There are two kinds of veterans that develop addictions to opioids. One kind is those that are managing chronic pain. There are many alternatives to painkillers in order to manage pain, but painkillers are often the go-to for many doctors. It's not hard to see why - pharmaceutical companies are pushing these drugs and it's much cheaper to prescribe than to spend time and resources putting a veteran through PT or teaching them about mindfulness as a way of pain management (for example). The other kind of veteran is those that are managing PTSD. They see painkillers as a way to shut out the thoughts that have been plaguing them, and thus may fake injury in order to get a prescription

We used a timeline of a veteran's journey to see where where we could prevent addiction from developing. The team decided that the best chance any veteran would have would be in basic training. More specifically, we thought that there may be ways to increase coping methods in the context of basic training. We wanted to develop the outline of a co-design session in order to co-create an experience for soldiers that include the development of coping skills such that veterans, whether managing pain or PTSD, have a foundation in coping already.

IMG_1476.JPG
 

Design - Organizing the Co-Design Session

We decided we needed representation from the VA, the Army, and coping specialists in health and wellness in order to develop a solution that would be most effective. The co-design session would be held at Fort Bragg, North Carolina, and deliverables from this session would include such artifacts as a veteran journey map and a 2x2 matrix of self care practices that already exist in a soldiers life such that we can find opportunities to build off of these.

One of these schedules is participant facing while the other is design group facing for us to plan on outcomes and make sure we come prepared with the right materials. 

 

Outcomes - Co-Design Artifacts

While this co-design session never actually happened, here are some artifacts that would have come out of the co-design session. You can see that there are many acts of self-care that already take place in a soldiers life.
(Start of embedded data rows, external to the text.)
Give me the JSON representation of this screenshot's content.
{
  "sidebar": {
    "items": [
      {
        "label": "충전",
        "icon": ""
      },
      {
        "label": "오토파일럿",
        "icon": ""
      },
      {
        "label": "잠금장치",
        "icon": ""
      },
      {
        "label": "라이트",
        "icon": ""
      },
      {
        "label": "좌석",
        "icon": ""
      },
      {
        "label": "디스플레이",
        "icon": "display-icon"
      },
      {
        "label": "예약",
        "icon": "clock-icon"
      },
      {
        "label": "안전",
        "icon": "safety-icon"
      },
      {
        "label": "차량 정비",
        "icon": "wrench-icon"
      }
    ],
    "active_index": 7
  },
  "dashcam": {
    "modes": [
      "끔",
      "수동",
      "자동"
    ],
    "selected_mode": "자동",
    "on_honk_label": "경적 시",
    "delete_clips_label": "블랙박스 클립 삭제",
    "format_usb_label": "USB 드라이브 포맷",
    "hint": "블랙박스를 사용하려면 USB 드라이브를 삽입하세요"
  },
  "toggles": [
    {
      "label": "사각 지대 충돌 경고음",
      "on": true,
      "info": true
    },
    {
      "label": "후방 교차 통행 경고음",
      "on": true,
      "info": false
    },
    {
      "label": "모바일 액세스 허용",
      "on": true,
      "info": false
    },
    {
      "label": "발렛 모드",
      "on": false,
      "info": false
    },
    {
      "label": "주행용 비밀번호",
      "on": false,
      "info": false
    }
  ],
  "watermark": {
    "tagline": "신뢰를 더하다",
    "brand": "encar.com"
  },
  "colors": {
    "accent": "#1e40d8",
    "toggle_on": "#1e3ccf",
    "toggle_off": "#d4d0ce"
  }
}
The ideas now is to build off of these such that self-care and methods for coping become second nature, just like the honing of other skills in basic training.

The yoga and meditation specialists ultimately would need to work with the other parties present at this co-design session to produce actionable ways for the Army to incorporate self-care into basic training such that it becomes second nature. Basic training is meant to break a soldier down and build them back up as soldiers. If a part of that build up could be effective self-care practices, then throughout a soldiers journey, they would have these skills to draw from.

 

Takeaways

Civilians cannot begin to completely understand the journey of a soldier, but our hope was to create a solution with veterans so that their voices would be heard, and thus this would be a veteran-driven solution. I would like to someday have this co-design session so that perhaps we could really put a stop to what could be a soldiers journey into addiction. It seems so unfair that the people who have served our country are made so vulnerable. They deserve better, and I think having a veteran-driven solution is the best way to do this.